6. Omdat de rechtbank het beroep gegrond verklaart, bepaalt de rechtbank dat het college aan eiser het door hem betaalde griffierecht vergoedt.
7. De rechtbank veroordeelt het college in de door eiser gemaakte proceskosten. Deze kosten stelt de rechtbank op grond van het Besluit proceskosten bestuursrecht voor de door een derde beroepsmatig verleende rechtsbijstand vast op € 267,- (1 punt voor het indienen van het beroepschrift, met een waarde per punt van € 534,- en een wegingsfactor 0,5). De rechtbank is van oordeel dat deze zaak van licht gewicht is, omdat de zaak alleen gaat over de vraag of de beslistermijn is overschreden.

Beslissing

De rechtbank:
- verklaart het beroep gegrond;
- vernietigt het, met een besluit gelijk te stellen, niet tijdig nemen van een beslissing op
bezwaar;
- draagt het college op binnen twee weken na de dag van verzending van deze uitspraak
alsnog een beslissing op bezwaar te nemen en bekend te maken;
- stelt de door het college verbeurde dwangsom vast op € 1.442,-;
- bepaalt dat het college aan eiser een dwangsom van € 100,- verbeurt voor elke dag
waarmee het de hiervoor genoemde termijn overschrijdt, met een maximum van
€ 15.000,-;
- draagt het college op het betaalde griffierecht van € 178,- aan eiser te vergoeden;
- veroordeelt het college in de proceskosten van eiser tot een bedrag van € 267,-.
Deze uitspraak is gedaan door mr.
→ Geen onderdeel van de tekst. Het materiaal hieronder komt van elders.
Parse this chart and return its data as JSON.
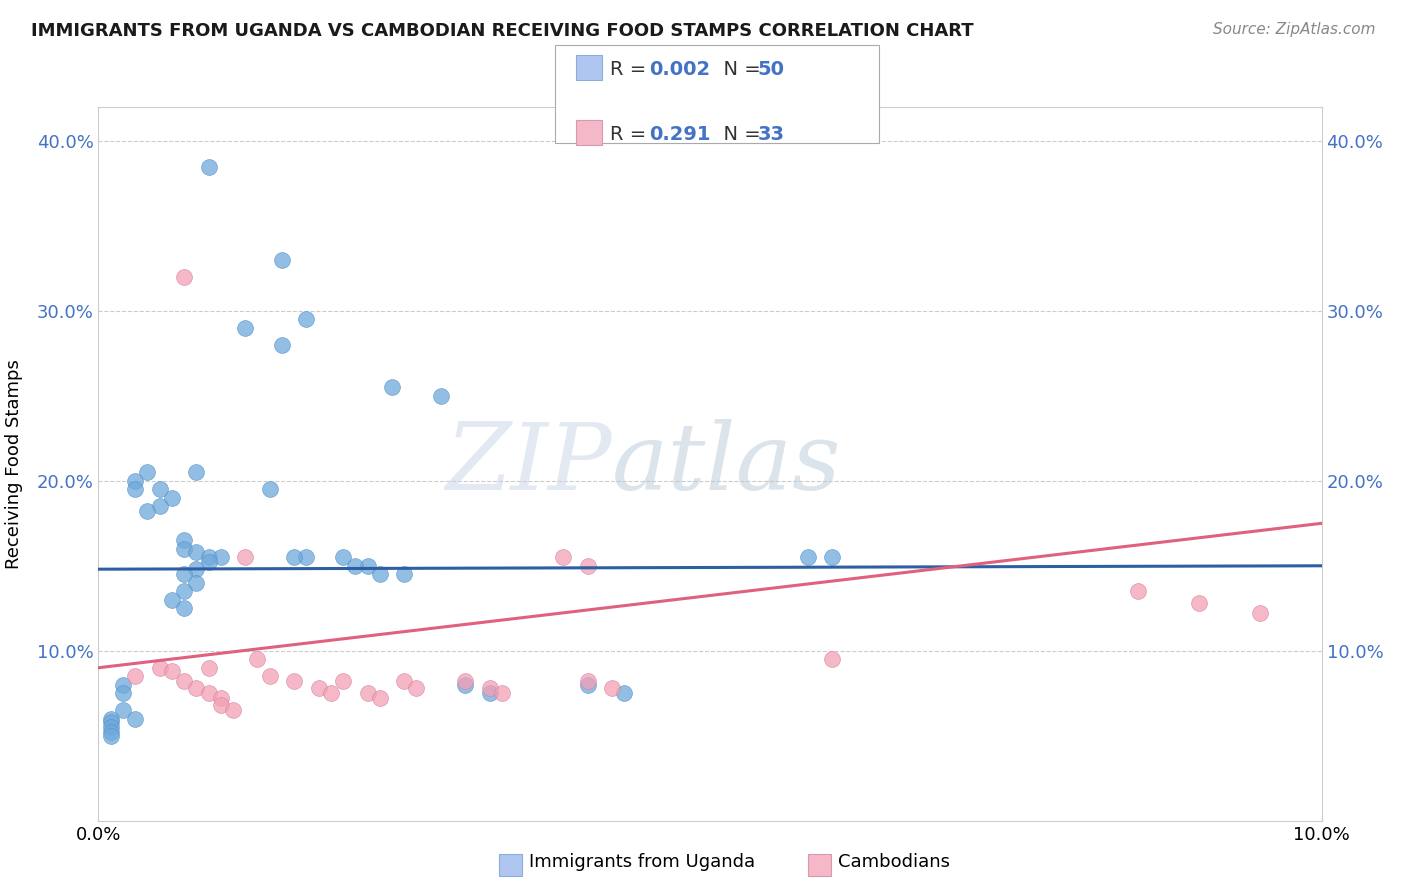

L.P. Hertsig, rechter, in aanwezigheid van M.H.A. de Graaf, griffier, op 5 januari 2021 en openbaar gemaakt door middel van geanonimiseerde publicatie op www.rechtspraak.nl.
De griffier is niet in de gelegenheid om de uitspraak te tekenen.
griffier rechter
Afschrift verzonden aan partijen op:

Wat kunt u doen als u het niet eens bent met deze uitspraak?

Tegen deze uitspraak kunnen partijen en andere belanghebbenden verzet doen bij de rechtbank. De termijn voor het indienen van een verzetschrift bedraagt zes weken en vangt aan op de dag na de verzending van deze uitspraak.